The fluoride-resistant pseudocholinesterase enzyme variant is identified by its percent inhibition of benzyl choline hydrolysis when fluoride is added to the assay. The fluoride number (percentage inhibition of enzyme activity in the presence of fluoride) is 60% for the EuEu genotype and is 36% for the EfEf genotype. This homozygous fluoride-resistant genotype exhibits mild to moderate prolongation of succinylcholine-induced paralysis. The heterozygous fluoride-resistant genotype usually is clinically insignificant unless accompanied by a second abnormal allele or by a coexisting acquired cause of pseudocholinesterase deficiency.

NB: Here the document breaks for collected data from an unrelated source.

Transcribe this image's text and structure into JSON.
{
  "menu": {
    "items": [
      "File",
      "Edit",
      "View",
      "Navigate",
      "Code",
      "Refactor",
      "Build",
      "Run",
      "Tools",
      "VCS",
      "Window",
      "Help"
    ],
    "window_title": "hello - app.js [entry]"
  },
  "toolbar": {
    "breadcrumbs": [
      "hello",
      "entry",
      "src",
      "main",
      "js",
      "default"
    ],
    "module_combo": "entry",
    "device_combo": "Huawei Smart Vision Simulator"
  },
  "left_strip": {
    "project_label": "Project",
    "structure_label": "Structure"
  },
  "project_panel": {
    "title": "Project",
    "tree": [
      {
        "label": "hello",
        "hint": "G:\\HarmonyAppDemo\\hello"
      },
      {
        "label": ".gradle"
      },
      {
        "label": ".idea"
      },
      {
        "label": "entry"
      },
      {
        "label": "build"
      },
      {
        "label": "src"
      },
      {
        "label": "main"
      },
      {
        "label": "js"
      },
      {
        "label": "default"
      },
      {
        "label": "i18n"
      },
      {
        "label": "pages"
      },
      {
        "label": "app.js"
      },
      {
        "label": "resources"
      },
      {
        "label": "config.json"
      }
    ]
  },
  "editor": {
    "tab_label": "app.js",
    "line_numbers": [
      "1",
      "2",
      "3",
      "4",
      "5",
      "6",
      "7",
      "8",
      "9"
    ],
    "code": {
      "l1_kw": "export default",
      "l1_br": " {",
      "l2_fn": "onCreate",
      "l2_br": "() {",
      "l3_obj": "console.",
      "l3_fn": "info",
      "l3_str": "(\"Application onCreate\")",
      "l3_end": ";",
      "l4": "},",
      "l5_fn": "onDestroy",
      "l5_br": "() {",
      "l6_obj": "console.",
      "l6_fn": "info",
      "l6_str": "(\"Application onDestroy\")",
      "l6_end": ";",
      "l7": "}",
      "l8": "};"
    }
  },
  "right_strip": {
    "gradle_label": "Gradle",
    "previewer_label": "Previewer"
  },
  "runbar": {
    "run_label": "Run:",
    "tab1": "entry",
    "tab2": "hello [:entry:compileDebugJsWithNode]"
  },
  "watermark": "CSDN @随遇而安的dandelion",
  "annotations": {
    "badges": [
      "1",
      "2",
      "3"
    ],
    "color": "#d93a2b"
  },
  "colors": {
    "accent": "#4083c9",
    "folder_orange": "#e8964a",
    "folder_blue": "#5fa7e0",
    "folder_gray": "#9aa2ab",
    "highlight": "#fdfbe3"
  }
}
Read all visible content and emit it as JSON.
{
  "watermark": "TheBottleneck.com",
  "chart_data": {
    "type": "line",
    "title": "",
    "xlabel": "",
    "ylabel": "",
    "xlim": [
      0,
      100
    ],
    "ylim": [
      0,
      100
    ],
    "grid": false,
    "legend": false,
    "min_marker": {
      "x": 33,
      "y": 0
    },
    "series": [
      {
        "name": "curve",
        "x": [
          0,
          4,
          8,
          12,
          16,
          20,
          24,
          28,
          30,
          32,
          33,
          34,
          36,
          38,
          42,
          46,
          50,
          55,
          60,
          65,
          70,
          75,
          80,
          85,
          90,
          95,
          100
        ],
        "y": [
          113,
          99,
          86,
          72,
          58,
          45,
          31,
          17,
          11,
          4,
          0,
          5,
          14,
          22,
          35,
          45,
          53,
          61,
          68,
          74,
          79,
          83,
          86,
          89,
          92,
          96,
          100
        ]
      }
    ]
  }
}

The most severe form of inherited pseudocholinesterase deficiency occurs in only 1 in 100,000 individuals who are homozygous for the silent Es genotype, with no detectible pseudocholinesterase enzyme activity. These individuals may exhibit prolonged muscle paralysis for as long as 8 hours following a single dose of succinylcholine. Gene mutations that produce silent alleles are caused by frameshift or stop codon mutations, resulting in no functional pseudocholinesterase enzyme synthesis.

Prolonged paralysis due to pseudocholinesterase deficiency has been reported after succinylcholine administration for emergent cesarean section. Abnormal pseudocholinesterase enzyme variants can be present that are undetectable with standard laboratory tests ¹²⁾.

Pseudocholinesterase deficiency can also have nongenetic causes. In these cases, the condition is called acquired pseudocholinesterase deficiency; it is not inherited and cannot be passed to the next generation. Activity of the pseudocholinesterase enzyme can be impaired by kidney or liver disease, malnutrition, major burns, cancer, or certain drugs.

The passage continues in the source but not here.